For a moment, it looked like the Detroit area had a good chance of getting a realistic and cost-effective system of mass transit for the first time in the region’s history.
John Hertel, the longtime general manager of SMART, the efficient suburban bus system, was named in August to head the new Regional Transit Authority (RTA) for Southeastern Michigan.
That came after Gov.

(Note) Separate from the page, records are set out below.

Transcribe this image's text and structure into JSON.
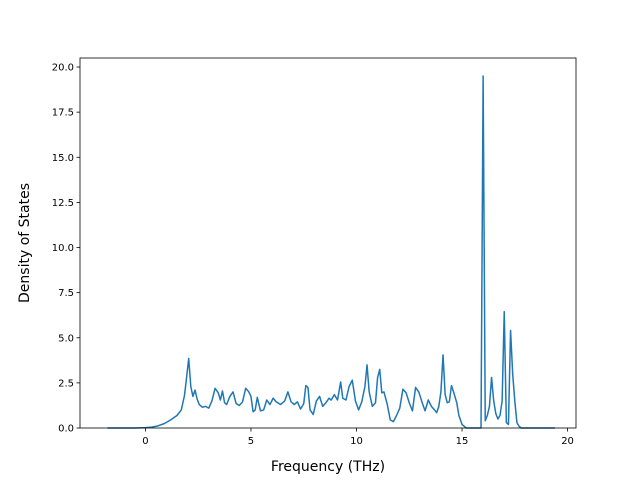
{
  "chart_data": {
    "type": "line",
    "title": "",
    "xlabel": "Frequency (THz)",
    "ylabel": "Density of States",
    "xlim": [
      -3.1,
      20.4
    ],
    "ylim": [
      0,
      20.5
    ],
    "x_ticks": [
      0,
      5,
      10,
      15,
      20
    ],
    "x_tick_labels": [
      "0",
      "5",
      "10",
      "15",
      "20"
    ],
    "y_ticks": [
      0,
      2.5,
      5,
      7.5,
      10,
      12.5,
      15,
      17.5,
      20
    ],
    "y_tick_labels": [
      "0.0",
      "2.5",
      "5.0",
      "7.5",
      "10.0",
      "12.5",
      "15.0",
      "17.5",
      "20.0"
    ],
    "grid": false,
    "legend": "none",
    "series": [
      {
        "color": "#1f77b4",
        "x": [
          -1.8,
          -1.0,
          -0.5,
          0.0,
          0.3,
          0.6,
          0.9,
          1.2,
          1.5,
          1.7,
          1.85,
          1.95,
          2.05,
          2.15,
          2.25,
          2.35,
          2.45,
          2.55,
          2.7,
          2.85,
          3.0,
          3.15,
          3.3,
          3.45,
          3.55,
          3.65,
          3.75,
          3.85,
          4.0,
          4.15,
          4.3,
          4.45,
          4.6,
          4.75,
          4.9,
          5.0,
          5.1,
          5.2,
          5.3,
          5.45,
          5.6,
          5.75,
          5.9,
          6.05,
          6.2,
          6.4,
          6.6,
          6.75,
          6.9,
          7.05,
          7.2,
          7.35,
          7.5,
          7.6,
          7.7,
          7.8,
          7.95,
          8.1,
          8.25,
          8.4,
          8.55,
          8.7,
          8.8,
          8.95,
          9.1,
          9.25,
          9.35,
          9.5,
          9.65,
          9.8,
          9.95,
          10.1,
          10.25,
          10.4,
          10.5,
          10.6,
          10.75,
          10.9,
          11.0,
          11.1,
          11.2,
          11.3,
          11.45,
          11.6,
          11.75,
          11.9,
          12.05,
          12.2,
          12.35,
          12.5,
          12.65,
          12.8,
          12.95,
          13.1,
          13.25,
          13.4,
          13.55,
          13.7,
          13.8,
          13.9,
          14.0,
          14.1,
          14.2,
          14.3,
          14.4,
          14.5,
          14.6,
          14.75,
          14.85,
          15.0,
          15.2,
          15.4,
          15.6,
          15.8,
          15.9,
          16.0,
          16.1,
          16.2,
          16.3,
          16.4,
          16.5,
          16.6,
          16.7,
          16.8,
          16.9,
          17.0,
          17.1,
          17.2,
          17.3,
          17.4,
          17.5,
          17.6,
          17.7,
          17.8,
          18.0,
          18.5,
          19.0,
          19.4
        ],
        "y": [
          0.0,
          0.0,
          0.0,
          0.02,
          0.05,
          0.12,
          0.25,
          0.45,
          0.7,
          1.0,
          1.8,
          2.8,
          3.85,
          2.3,
          1.75,
          2.1,
          1.6,
          1.3,
          1.15,
          1.2,
          1.1,
          1.5,
          2.2,
          1.95,
          1.55,
          2.05,
          1.4,
          1.3,
          1.75,
          2.0,
          1.35,
          1.25,
          1.45,
          2.2,
          2.0,
          1.75,
          0.9,
          1.0,
          1.7,
          0.95,
          1.0,
          1.55,
          1.3,
          1.65,
          1.45,
          1.3,
          1.5,
          2.0,
          1.45,
          1.3,
          1.45,
          1.05,
          1.35,
          2.35,
          2.25,
          1.0,
          0.75,
          1.5,
          1.75,
          1.2,
          1.4,
          1.65,
          1.55,
          1.85,
          1.55,
          2.55,
          1.65,
          1.55,
          2.3,
          2.65,
          1.5,
          1.0,
          1.45,
          2.3,
          3.5,
          2.0,
          1.2,
          1.4,
          2.8,
          3.25,
          1.95,
          2.0,
          1.35,
          0.45,
          0.35,
          0.7,
          1.1,
          2.15,
          1.95,
          1.4,
          0.95,
          2.25,
          2.0,
          1.45,
          0.95,
          1.55,
          1.2,
          1.0,
          0.85,
          1.2,
          2.0,
          4.05,
          1.85,
          1.4,
          1.45,
          2.35,
          2.0,
          1.4,
          0.7,
          0.2,
          0.0,
          0.0,
          0.0,
          0.0,
          0.0,
          19.5,
          0.4,
          0.7,
          1.2,
          2.8,
          1.5,
          0.8,
          0.5,
          0.7,
          1.5,
          6.45,
          0.3,
          0.2,
          5.4,
          3.0,
          1.5,
          0.3,
          0.1,
          0.0,
          0.0,
          0.0,
          0.0,
          0.0
        ]
      }
    ]
  }
}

Rick Snyder managed to get the state Legislature to approve the RTA, which would have the authority to set up a system of fast buses with their own lanes.
Those buses — which actually look more like train cars — would whip passengers across Washtenaw, Wayne, Oakland and Macomb counties, including runs to the airport, Ann Arbor and downtown.
The network would also be coordinated with the two existing bus systems: DDOT, which services the city of Detroit, and SMART.
When completed, the system would enable people without cars — primarily Detroiters — to get to places where the jobs are — mainly, the suburbs, something virtually impossible now, since the bus systems are poorly coordinated and DDOT notoriously unreliable.
The RTA also would be a convenient way for business travelers to get to their destinations without fighting for a cab. Last spring, Hertel told me Detroit was the nation’s only major metropolitan area without public transportation from the airport to downtown.
“Out of 30 metro areas, we are the only one where you land at the airport and find — ‘you’re on your own, buddy.’”
Not good, for a community desperately in need of more business investment. But this summer, Hertel, who combines devotion to public transportation with expertise in practical politics, told me he was as optimistic as he’s ever been.
Practical mass transit was something he has wanted to see since the day in April, 1956, when he was 9, and his parents took him to ride the Detroit streetcars on their very last day of service.